Following the "What isn't art" thread. I wonder what is "art photography" or "Fine Art Photography"?

Intent, perspective, desire. These are not enough for me to describe art. To describe something as art means I have placed a value judgement on it. No one is truely objective or impersonal.

All writing is not literature. Even all writing intended as literature is not necessarily literature. The intent to create art by itself is not enough in and of itself.

Literature is often defined as "creative writing of recognized artistic value".

This implies value judgement on an individual and societal level.

The word writing is much like the word photography. It simply implies a specific form of technical effort. We lack a word like literature for photography of "recognised artistic value".
Perhaps "fine art photography"? I don't know. It is a term often misused.

Some 35 mm color stock photographers I know, who now own an Epson printer with Ultrachrome inks, are advertising on their website Fine Art Prints. They never did this before the Epson printers became available. It is as if archival inks is what is essential in creating art photography rather than some quality of the image. The images they produce are still mundane but will last 150 boring years.

You can't talk about art without making value judgements. It is humanly impossible. These values may be personal, misguided, silly, profound, worldly whatever. But we should be honest and try to describe what they are even if they are individual. It isn't easy.
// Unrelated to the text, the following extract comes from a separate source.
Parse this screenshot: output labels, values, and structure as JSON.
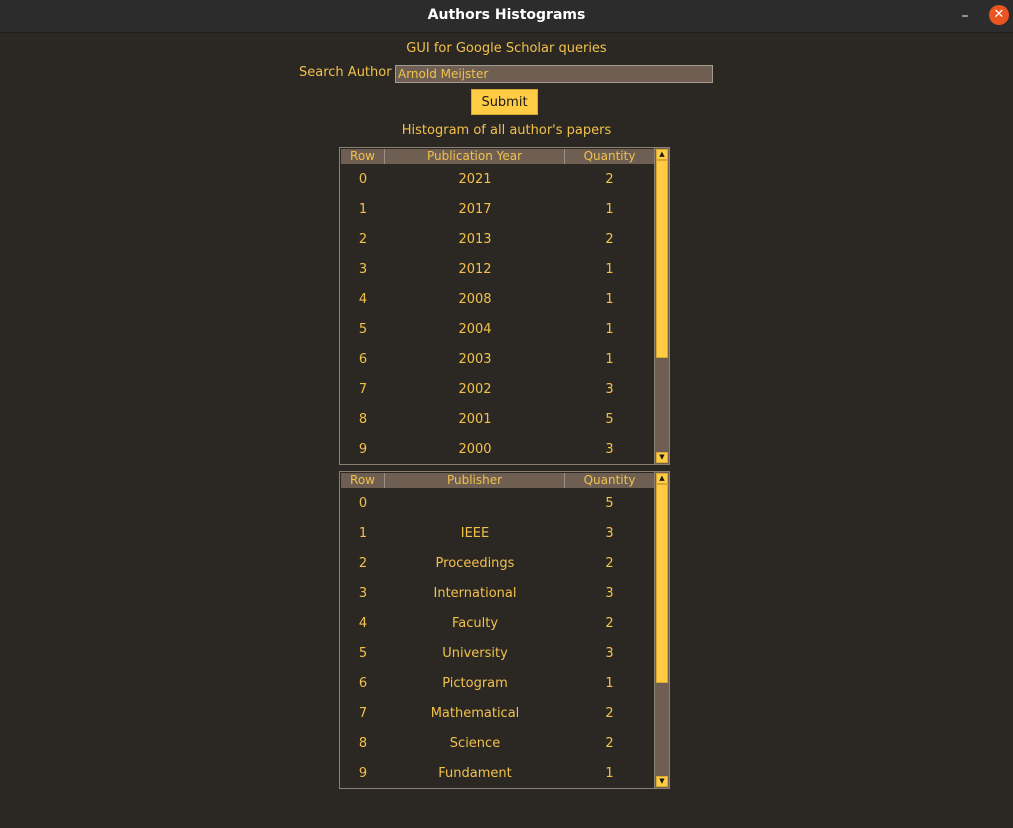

Let me give you an example. I know for myself when I do an image that for me is art and when I don't. Part of that judgement is color, color for me is never art. That means that my commercial work is never art because it is all color. So that leaves b&w. All of it is done for personal reasons but I believe that only about one in twenty images that I make is art ie an image that I am going to take the time to print and hang on a wall. The stuff that falls short are just photographs.

Now people who see my work in magazines and museums etc. don't make these same distintions
that I do for my work. To them it is all my work and all my art. For instance there is a book and exhibit coming up that merge the color commercial work and b&w personal images. I allowed these projects to go forward partly because I was intrigued by their vision of my work. I am now rethinking the "not art" judgement that I made for my commercial work.

How do you define "art photography" or do you bother?